What is the Best Strength Training for Women Program to Follow?
Every woman’s body and fitness goals are different, so there is no one program that can claim to be the best for every single person. However, there are certain criteria that every strength training program should meet in order to maximize results. Here are some tips to help you find the right strength training program for you.
Tip #1: The program should involve the lifting of heavy weights at least once per week. In order to reach the maximum levels of fitness and gain lean muscle, it is necessary to lift heavy weights. This means that the little five pound weights you normally use are no longer needed. Find the maximum amount of weight you can lift. As you get stronger, increase the weight amount that you lift.
Tip #2: Keep your body guessing by following a program that has lots of variety. Once you learn the basics of lifting heavy weights, you can branch out and start trying new workouts on a consistent basis. In order to see major changes, you have to regularly subject your body to new moves and higher weights. Each of your strength training sessions should be different.
Tip #3: The best strength training for women routines will help you to identify your weak points and teach you how to strengthen them. Most women are weakest in their thigh muscles, triceps, back and shoulders. Your program should include exercises that specifically target your weakest areas twice per week.
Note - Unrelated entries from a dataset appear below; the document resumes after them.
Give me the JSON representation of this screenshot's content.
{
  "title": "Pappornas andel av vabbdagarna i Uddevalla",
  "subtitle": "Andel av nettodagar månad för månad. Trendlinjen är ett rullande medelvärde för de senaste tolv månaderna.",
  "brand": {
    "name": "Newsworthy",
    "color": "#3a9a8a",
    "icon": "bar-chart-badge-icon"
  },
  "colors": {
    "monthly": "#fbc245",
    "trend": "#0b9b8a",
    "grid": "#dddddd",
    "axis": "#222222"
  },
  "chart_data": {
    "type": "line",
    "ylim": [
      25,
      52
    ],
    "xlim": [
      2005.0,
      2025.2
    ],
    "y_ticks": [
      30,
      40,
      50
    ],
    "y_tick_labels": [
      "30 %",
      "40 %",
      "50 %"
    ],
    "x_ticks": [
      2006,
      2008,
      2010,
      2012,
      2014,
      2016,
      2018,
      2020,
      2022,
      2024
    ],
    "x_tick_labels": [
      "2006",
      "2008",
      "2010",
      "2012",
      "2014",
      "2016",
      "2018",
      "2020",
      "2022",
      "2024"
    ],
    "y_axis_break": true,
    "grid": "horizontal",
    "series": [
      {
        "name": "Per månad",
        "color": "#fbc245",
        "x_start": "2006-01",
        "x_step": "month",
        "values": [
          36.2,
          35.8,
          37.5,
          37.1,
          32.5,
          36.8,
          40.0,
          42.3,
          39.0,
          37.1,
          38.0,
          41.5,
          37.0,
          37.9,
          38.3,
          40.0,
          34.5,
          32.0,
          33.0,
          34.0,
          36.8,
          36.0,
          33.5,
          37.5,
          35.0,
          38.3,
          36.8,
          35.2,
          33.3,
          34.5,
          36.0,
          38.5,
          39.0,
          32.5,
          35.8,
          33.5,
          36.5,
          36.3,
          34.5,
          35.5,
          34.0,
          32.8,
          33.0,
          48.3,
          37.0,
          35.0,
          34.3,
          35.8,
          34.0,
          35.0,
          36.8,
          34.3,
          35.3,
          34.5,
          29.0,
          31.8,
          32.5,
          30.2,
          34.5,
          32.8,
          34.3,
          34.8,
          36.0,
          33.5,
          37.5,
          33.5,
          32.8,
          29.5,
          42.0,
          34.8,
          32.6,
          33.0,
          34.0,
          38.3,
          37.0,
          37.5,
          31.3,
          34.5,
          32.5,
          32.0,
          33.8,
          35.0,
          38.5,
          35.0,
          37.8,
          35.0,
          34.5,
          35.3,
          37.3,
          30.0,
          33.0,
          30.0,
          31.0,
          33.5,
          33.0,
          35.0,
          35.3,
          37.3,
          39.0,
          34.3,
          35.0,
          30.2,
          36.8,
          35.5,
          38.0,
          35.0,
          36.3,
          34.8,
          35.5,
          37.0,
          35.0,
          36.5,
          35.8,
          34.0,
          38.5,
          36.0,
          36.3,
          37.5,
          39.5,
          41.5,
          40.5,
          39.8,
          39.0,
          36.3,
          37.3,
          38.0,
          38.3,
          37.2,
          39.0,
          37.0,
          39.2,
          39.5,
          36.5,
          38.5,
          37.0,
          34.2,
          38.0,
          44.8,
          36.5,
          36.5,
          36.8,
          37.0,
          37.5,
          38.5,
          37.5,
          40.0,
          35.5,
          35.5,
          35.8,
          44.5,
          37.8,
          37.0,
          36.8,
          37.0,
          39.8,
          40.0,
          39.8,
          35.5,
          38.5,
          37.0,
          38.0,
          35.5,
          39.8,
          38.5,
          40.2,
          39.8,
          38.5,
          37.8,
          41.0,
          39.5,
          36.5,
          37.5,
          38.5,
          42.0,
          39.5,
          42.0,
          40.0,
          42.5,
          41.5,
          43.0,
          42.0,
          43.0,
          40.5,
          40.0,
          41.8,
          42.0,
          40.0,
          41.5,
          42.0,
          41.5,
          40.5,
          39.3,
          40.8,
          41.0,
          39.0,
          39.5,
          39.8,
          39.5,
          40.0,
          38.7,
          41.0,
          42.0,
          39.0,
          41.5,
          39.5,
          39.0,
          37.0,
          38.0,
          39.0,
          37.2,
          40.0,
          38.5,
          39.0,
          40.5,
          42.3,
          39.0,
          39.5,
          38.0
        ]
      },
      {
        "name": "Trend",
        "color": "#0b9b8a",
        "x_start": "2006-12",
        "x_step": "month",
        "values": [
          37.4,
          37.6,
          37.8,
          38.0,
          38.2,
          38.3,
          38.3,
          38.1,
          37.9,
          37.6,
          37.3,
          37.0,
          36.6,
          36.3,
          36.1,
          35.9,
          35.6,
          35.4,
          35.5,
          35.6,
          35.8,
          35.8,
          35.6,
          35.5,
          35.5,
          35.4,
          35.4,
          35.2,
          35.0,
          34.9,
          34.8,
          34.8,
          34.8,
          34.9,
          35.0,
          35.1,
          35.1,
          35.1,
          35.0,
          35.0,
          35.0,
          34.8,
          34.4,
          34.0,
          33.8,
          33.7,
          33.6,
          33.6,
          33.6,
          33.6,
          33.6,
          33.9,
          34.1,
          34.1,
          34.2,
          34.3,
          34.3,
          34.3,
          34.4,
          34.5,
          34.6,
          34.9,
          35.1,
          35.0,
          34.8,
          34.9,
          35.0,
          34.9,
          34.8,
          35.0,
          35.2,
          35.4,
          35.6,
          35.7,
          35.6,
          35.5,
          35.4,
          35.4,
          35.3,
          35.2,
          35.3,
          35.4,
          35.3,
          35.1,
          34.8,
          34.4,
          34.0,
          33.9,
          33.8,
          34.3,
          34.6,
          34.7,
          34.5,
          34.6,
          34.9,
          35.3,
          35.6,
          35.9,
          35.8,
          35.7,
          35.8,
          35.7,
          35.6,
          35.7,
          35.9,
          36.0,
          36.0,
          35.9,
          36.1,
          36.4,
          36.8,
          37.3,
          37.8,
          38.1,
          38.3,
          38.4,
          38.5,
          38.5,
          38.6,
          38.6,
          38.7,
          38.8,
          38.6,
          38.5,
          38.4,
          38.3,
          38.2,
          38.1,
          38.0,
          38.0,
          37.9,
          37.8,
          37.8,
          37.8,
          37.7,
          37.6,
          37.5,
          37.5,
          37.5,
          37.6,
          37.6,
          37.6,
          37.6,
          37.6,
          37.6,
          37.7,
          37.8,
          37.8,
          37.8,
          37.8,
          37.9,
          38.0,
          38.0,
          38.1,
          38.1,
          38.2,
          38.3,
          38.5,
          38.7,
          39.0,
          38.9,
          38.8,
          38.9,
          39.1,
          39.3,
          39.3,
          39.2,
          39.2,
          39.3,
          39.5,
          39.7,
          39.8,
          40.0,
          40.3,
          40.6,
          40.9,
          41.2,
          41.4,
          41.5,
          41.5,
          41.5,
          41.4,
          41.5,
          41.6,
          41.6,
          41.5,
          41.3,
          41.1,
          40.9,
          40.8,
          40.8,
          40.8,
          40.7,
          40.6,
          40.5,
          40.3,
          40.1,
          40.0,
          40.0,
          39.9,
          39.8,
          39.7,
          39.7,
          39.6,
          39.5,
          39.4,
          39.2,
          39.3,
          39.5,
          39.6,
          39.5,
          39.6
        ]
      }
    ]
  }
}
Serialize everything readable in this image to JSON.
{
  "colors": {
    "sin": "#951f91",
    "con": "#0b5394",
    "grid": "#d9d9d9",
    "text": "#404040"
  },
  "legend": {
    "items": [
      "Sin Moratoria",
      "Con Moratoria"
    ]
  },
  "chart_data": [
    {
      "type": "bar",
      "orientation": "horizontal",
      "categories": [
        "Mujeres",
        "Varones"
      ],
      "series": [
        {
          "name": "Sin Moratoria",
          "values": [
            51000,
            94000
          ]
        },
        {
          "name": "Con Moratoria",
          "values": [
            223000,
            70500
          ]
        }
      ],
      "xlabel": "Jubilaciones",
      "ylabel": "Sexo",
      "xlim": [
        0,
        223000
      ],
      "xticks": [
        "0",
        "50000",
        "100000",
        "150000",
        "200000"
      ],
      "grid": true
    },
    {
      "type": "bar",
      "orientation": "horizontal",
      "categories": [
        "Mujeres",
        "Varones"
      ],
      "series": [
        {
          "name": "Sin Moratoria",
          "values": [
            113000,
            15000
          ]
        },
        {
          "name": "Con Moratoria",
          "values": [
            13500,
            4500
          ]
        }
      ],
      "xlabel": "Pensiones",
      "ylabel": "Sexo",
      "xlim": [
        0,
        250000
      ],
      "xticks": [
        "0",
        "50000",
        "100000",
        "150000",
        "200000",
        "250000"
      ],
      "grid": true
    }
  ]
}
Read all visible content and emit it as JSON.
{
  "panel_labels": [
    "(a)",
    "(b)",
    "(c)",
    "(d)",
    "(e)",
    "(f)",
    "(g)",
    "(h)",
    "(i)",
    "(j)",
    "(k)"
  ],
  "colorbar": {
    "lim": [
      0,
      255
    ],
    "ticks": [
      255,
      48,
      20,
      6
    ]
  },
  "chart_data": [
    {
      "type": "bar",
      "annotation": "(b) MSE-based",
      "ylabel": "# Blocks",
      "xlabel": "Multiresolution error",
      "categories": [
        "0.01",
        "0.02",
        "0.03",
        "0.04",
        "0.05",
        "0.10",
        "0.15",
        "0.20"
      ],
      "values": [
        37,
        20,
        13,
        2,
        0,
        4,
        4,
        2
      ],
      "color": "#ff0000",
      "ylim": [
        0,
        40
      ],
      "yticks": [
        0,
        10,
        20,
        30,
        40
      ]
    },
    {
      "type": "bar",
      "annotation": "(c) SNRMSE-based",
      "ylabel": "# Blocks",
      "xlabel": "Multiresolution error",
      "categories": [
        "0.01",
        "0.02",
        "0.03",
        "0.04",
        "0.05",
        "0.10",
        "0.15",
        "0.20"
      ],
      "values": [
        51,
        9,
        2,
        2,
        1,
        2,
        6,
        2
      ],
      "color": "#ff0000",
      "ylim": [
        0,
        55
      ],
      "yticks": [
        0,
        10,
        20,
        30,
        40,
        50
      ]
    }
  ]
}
Tip #4: It is never a good idea to skimp on the upper body exercises. At least two of your weekly strength training sessions should work the upper body. If you have limited time during a session, at least make sure to get some upper body exercise in.
Tip #5: Programs that include an extremely motivating trainer are usually very effective. It is good to have a trainer, friend or workout partner who encourages you to do more each time you work out and pushes you past your usual stopping point. Strength training is all about increasing your level of strength by lifting bigger weights on a consistent basis. Complacency will not help you reach your goals.
These tips should be very effective with helping you to find the best strength training for women program. There are many benefits for women to strength train. The big misconception with lifting women heavy weights is that they will look masculine, but in reality, lifting helps women achieve a toned, athletic look.